In contrast, in Synthesis Example 4, in which the weight ratio (B+C)/A was less than 18.0 (wherein A is the dry weight of paramylon, B is the total weight of the solvent, and C is the total weight of the short-chain acylating agent and the long chain acylating agent), the reaction was heterogeneous (the mixture formed lumps on the flask and was unable to be stirred), and the breaking strain, IZOD impact strength, and heat flowability (MFR) were poor.

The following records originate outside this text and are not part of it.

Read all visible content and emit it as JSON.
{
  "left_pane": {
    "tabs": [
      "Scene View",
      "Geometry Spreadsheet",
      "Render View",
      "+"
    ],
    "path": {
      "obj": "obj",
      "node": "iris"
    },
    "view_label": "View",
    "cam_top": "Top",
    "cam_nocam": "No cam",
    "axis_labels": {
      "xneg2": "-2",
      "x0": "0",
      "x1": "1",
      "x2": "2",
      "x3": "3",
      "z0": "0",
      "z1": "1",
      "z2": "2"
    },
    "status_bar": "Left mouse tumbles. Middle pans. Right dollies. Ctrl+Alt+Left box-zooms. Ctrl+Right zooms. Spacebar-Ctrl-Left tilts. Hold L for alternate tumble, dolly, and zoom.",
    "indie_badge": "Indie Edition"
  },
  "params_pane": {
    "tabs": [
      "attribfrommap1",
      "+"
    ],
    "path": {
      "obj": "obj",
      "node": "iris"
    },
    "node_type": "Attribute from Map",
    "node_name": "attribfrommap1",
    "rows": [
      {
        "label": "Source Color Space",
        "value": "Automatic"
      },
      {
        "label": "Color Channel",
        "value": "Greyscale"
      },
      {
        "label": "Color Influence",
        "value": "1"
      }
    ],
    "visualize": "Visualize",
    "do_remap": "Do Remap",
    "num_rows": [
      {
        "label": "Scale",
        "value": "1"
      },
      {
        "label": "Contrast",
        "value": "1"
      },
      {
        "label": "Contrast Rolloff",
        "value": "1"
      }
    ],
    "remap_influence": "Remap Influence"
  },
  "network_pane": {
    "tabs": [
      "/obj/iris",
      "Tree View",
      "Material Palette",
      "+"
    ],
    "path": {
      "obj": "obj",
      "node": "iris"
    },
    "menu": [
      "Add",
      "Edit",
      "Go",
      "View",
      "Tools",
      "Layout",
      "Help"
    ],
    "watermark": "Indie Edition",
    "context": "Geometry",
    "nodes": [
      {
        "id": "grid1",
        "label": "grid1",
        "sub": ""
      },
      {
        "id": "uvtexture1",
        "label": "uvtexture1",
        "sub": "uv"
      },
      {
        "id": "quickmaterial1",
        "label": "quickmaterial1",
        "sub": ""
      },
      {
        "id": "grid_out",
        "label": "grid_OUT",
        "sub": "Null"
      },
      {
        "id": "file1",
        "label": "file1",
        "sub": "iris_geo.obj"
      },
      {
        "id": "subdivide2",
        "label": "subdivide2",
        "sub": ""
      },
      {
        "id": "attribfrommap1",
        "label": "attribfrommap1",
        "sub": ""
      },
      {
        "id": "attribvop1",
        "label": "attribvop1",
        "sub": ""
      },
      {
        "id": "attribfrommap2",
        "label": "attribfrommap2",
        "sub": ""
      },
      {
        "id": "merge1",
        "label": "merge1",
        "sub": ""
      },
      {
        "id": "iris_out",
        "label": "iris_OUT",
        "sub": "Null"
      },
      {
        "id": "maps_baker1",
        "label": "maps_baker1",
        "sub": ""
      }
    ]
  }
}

Although the present invention has been described above with reference to the embodiments and Examples, the present invention is not limited to the above embodiments and Examples. Various modifications that can be understood by one skilled in the art can be made to the configuration and details of the present invention within the scope of the present invention.

Supplementary Note 1

A method for producing a paramylon-based resin, comprising:

• • dispersing paramylon having a weight-average molecular weight of 220,000 to 500,000 in a solvent comprising N-methylpyrrolidone and/or pyridine;
  • acylating hydroxyl groups of the paramylon by adding a short-chain acylating agent, which is acetyl chloride and/or propionyl chloride, and a long-chain acylating agent, which is an acid chloride of a saturated fatty acid having 12 or more carbon atoms, to the paramylon dispersion liquid; and
  • recovering the paramylon-based resin obtained by the acylation;
  • wherein in the acylation, the weight ratio (B+C)/A is 17.5 to 60.0, wherein A is the dry weight of paramylon, B is the total weight of the solvent, and C is the total weight of the short-chain acylating agent and the long-chain acylating agent.

Supplementary Note 2

The method according to supplementary note 1, wherein in the acylation, the weight ratio B/C is 1.0 to 25.0, wherein B is the total weight of the solvent and C is the total weight of the short-chain acylating agent and the long-chain acylating agent.

Supplementary Note 3

The method according to supplementary note 1 or 2, which is substantially free of hydrolysis of paramylon by an acid or a base.

Supplementary Note 4

The method according to any of the preceding supplementary notes, wherein the long-chain acylating agent is an acid chloride of at least one fatty acid selected from the group consisting of lauric acid, myristic acid, palmitic acid, stearic acid, arachidic acid and behenic acid.

Supplementary Note 5

A paramylon-based resin in which at least a portion of the hydrogen atoms of the hydroxyl groups of paramylons having a weight-average molecular weight of 220,000 to 500,000 are substituted with saturated aliphatic acyl groups having 12 or more carbon atoms and acetyl groups and/or propionyl groups.

Supplementary Note 6

A molding resin composition comprising the paramylon-based resin according to supplementary note 5.

Supplementary Note 7

A molded body formed using the molding resin composition according to supplementary note 6.

Supplementary Note 8

The molded body according to supplementary note 7, having an IZOD impact strength of 5.0 KJ/m² or more and an MFR (melt flow rate at 210° C. and a load of 5 kg) of 5.0 g/10 min or more.